Wer Filmreihen kuratiert, braucht Berufserfahrung. Oder? Im Kesselhaus Film.Club dürfen auch Schüler*innen ran.
Die Lust am Serienschauen scheint ungebrochen: Permanent bringen Konzerne wie Netflix Neues auf den Markt. Doch eines fehlt den im rasanten Tempo hervorgebrachten Produkten immer: der Zauber des cineastischen Schauens, das konzentrierte Eintauchen in andere Welten.

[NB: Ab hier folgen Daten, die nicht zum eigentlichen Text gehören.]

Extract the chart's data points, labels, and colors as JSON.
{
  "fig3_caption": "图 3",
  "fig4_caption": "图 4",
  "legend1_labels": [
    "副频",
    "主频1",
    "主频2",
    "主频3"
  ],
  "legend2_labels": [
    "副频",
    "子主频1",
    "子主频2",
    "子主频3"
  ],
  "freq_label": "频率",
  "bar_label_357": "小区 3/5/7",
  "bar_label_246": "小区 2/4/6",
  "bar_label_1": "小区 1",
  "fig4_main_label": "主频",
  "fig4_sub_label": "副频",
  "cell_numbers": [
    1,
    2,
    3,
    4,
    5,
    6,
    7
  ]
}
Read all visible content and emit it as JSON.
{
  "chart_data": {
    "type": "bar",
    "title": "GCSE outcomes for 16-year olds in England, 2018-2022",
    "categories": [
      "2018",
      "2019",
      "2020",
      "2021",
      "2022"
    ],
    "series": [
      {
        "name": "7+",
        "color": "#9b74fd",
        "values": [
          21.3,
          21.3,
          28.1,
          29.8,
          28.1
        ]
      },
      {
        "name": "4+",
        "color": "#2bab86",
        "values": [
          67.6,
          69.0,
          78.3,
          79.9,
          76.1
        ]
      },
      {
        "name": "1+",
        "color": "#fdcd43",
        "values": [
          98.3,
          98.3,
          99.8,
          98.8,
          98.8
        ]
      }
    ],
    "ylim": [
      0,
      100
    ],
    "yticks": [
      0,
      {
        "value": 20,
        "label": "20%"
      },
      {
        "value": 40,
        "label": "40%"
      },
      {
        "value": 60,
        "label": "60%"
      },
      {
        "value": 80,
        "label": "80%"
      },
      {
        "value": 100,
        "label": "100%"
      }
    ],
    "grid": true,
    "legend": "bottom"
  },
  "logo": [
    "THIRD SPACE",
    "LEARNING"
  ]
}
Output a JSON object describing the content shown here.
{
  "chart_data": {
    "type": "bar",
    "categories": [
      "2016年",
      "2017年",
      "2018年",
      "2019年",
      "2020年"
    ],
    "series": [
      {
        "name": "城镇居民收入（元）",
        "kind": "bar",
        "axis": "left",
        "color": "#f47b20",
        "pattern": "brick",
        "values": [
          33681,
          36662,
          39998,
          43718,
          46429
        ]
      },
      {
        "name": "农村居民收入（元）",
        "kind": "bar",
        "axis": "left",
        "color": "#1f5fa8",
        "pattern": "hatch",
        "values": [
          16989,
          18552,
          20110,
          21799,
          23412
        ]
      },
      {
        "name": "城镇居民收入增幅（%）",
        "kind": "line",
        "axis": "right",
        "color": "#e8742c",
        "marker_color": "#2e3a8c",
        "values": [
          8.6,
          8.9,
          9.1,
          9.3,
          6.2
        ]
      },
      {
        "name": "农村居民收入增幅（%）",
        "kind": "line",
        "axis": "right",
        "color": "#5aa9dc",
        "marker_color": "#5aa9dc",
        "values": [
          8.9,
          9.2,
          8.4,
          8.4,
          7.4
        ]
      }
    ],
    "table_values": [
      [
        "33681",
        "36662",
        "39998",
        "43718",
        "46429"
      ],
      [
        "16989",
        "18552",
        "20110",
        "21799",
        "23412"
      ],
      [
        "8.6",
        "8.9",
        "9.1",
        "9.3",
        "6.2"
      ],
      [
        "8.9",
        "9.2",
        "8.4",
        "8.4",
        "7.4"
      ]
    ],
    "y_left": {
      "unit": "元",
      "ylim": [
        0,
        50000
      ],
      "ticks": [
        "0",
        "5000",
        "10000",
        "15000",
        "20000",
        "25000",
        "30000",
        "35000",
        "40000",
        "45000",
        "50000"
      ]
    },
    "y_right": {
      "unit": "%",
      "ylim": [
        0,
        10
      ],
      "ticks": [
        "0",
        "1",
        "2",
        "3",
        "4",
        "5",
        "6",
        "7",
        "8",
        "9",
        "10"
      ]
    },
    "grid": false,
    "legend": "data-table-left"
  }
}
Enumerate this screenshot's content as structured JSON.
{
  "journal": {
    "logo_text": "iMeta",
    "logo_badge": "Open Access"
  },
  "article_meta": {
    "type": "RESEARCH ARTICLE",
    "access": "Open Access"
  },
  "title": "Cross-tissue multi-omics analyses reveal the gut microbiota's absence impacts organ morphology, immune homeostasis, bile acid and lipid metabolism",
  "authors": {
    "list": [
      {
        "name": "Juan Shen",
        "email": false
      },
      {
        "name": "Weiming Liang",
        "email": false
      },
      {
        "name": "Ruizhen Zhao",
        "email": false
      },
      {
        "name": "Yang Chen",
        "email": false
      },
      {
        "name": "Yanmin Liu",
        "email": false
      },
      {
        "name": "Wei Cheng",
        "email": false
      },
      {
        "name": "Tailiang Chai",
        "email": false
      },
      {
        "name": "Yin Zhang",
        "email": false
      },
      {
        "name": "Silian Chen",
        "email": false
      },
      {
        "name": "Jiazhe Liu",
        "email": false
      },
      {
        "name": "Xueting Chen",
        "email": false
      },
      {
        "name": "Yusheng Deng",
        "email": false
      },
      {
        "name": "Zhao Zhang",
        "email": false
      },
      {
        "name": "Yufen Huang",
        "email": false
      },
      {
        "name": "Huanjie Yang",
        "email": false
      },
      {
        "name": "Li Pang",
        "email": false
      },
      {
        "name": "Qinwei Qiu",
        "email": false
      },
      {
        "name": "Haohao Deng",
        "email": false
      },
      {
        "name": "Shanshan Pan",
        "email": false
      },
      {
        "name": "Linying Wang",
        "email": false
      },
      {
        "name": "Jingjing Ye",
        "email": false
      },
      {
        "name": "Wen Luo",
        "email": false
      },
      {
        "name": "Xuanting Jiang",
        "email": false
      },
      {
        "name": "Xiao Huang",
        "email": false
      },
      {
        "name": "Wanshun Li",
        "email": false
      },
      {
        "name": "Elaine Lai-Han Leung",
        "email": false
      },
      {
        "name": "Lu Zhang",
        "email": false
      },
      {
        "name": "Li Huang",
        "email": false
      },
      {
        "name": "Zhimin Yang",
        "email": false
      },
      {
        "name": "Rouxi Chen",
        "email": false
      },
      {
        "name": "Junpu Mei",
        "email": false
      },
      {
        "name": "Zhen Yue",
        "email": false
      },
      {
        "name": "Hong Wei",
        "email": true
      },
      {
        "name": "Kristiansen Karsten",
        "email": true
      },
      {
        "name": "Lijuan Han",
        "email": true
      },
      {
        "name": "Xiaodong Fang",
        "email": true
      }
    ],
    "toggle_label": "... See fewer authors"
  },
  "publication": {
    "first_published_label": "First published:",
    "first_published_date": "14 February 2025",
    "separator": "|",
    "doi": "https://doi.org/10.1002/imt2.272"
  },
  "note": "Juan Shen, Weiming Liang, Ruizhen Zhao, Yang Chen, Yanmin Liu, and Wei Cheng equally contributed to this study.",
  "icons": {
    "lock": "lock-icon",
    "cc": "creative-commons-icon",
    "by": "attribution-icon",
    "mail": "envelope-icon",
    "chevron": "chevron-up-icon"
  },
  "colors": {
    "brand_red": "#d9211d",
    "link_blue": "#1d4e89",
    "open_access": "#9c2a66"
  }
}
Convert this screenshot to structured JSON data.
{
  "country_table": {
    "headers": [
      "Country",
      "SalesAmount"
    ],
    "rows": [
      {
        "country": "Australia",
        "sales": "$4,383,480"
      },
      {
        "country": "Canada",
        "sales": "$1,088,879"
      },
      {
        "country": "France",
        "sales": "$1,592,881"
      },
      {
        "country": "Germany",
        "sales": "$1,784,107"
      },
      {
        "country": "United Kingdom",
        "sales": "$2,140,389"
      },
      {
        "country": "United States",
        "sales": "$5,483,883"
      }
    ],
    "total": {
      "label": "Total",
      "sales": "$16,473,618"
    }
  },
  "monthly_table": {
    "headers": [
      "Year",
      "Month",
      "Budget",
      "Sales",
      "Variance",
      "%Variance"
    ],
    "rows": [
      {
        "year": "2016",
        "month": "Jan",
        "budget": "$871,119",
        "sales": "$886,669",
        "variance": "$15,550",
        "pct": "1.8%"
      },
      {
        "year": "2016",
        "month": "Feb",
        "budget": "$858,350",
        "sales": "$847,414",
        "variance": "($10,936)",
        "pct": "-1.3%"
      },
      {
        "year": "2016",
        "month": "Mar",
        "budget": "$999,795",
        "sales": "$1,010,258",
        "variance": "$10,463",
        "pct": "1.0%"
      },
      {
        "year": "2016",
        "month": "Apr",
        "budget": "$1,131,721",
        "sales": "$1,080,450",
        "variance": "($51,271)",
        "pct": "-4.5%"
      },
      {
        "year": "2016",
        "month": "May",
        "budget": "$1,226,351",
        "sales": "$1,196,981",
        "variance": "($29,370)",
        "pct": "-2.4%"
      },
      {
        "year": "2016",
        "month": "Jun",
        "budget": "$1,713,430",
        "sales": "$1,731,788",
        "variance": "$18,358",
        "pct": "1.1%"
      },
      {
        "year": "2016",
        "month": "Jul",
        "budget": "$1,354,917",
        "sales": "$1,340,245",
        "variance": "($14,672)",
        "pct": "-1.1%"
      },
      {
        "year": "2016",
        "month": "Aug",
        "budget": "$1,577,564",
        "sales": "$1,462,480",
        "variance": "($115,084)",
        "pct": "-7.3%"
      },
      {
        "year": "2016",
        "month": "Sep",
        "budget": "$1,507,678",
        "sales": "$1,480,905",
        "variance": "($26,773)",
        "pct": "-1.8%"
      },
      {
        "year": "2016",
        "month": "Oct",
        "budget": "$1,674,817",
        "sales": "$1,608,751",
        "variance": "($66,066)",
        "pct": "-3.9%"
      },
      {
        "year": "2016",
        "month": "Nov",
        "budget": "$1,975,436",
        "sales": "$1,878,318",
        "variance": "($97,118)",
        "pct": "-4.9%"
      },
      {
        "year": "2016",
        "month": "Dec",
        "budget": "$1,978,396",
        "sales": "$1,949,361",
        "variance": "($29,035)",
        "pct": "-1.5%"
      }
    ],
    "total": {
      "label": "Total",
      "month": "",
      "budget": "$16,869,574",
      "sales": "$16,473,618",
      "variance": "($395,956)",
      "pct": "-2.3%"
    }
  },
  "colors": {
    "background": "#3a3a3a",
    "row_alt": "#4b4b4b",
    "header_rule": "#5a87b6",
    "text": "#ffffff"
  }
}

„Junge Menschen erreichen andere junge Menschen besser als wir.“ Paula Pöll
Und doch ziehen viele junge Menschen das Streaming dem Kinobesuch vor. Das fiel auch Paula Pöll auf, der Programmchefin des Kinos im Kesselhaus. „Die jüngere Zielgruppe ist noch nicht nachgewachsen“, sagt sie. So gründete sie im Vorjahr den Kesselhaus Film.Club. Damit, so ihre Idee, können sich junge Menschen stärker einbringen – sie wählen selbst Filme aus, die das Kino im Kesselhaus dann zeigt, konzipieren und organisieren Veranstaltungen. Pöll: „Junge Menschen erreichen andere junge Menschen besser als wir.“
Instagram-Bekanntschaft
Ein besonders engagiertes Mitglied des Film.Clubs ist die Studentin Lena Wilhelmer. Sie lebt zwar in Wien, wuchs aber nahe Krems auf und maturierte hier. So verbringt sie die meisten Wochenenden in der Gegend. Wie sie bei einem Treffen in einem Café erzählt, stieß sie auf den Film.Club auf Instagram vor rund einem Jahr. „Ich habe mich zuvor mit Film nicht besonders beschäftigt. Der Film.Club gibt mir die Gelegenheit, mir Wissen anzueignen und Leute kennenzulernen, die sich auch dafür interessieren.“ Für Filminteressierte ab 14 Jahren ist der Film.Club offen – wer Interesse hat, kann sich ihm jederzeit anschließen.
Newcomer Special
Im Oktober zeigte das Kino im Kesselhaus ein Kurzfilm-Special mit Filmen von Newcomern: Johannes Gaisfuss, Ulrich Leitner und Benjamin Posselt. Sie reisten zu diesem Event an und gaben ein Publikumsgespräch. Wie kam der Film.Club an die Regisseure? „Die Idee für das Event kam von einem anderen Mitglied“, erinnert sich Lena Wilhelmer. „Der Kollege arbeitete in den Ferien am Filmset und hatte Kontakt zu Posselt und Leitner, die er dann vorschlug.“ Danach besprachen sie mit Katharina Kreutzer, die im Kino im Kesselhaus für Programmkoordination, -kuratierung und Filmvermittlung zuständig ist, wie der Abend ablaufen würde. Das Kino im Kesselhaus kümmerte sich um Administratives wie die Rechte am Screening, der Film.Club kontaktierte die Filmemacher. Der Abend war ein großer Erfolg: „Es wurden sehr viele Fragen gestellt“, so Lena Wilhelmer. Der Saal war gut gefüllt, auch aus Wien reisten Gäste an.
Nun sind Lena Wilhelmer und einige andere – aktuell umfasst der Film.Club rund fünf Personen – dafür zuständig, Filme für Screenings auszuwählen und sogar deren Regisseur*innen nach Krems einzuladen. Ab sofort soll es auch einen monatlichen Stammtisch in der Filmbar geben, wo sich Filminteressierte treffen und austauschen können.
Aufmerksamkeit für Details
Darüber hinaus fand Lena Wilhelmer mit dem Film.Club eine Gruppe an Leuten, mit denen sie in Krems, aber auch in Wien ins Kino geht, um danach die Filme zu besprechen. „Wenn man das macht, wird man achtsamer. Zum Beispiel mache ich mir jetzt Details wie die Filmmusik stärker bewusst“, sagt sie. „Der Film.Club bedeutet mir viel“. Und was plant er für dieses Jahr? Lena Wilhelmer hält sich bedeckt. „Wir haben schon eine Idee für das nächste Event. Aber die wird noch nicht verraten!“ Cineast*innen aus Krems und anderswo können gespannt sein.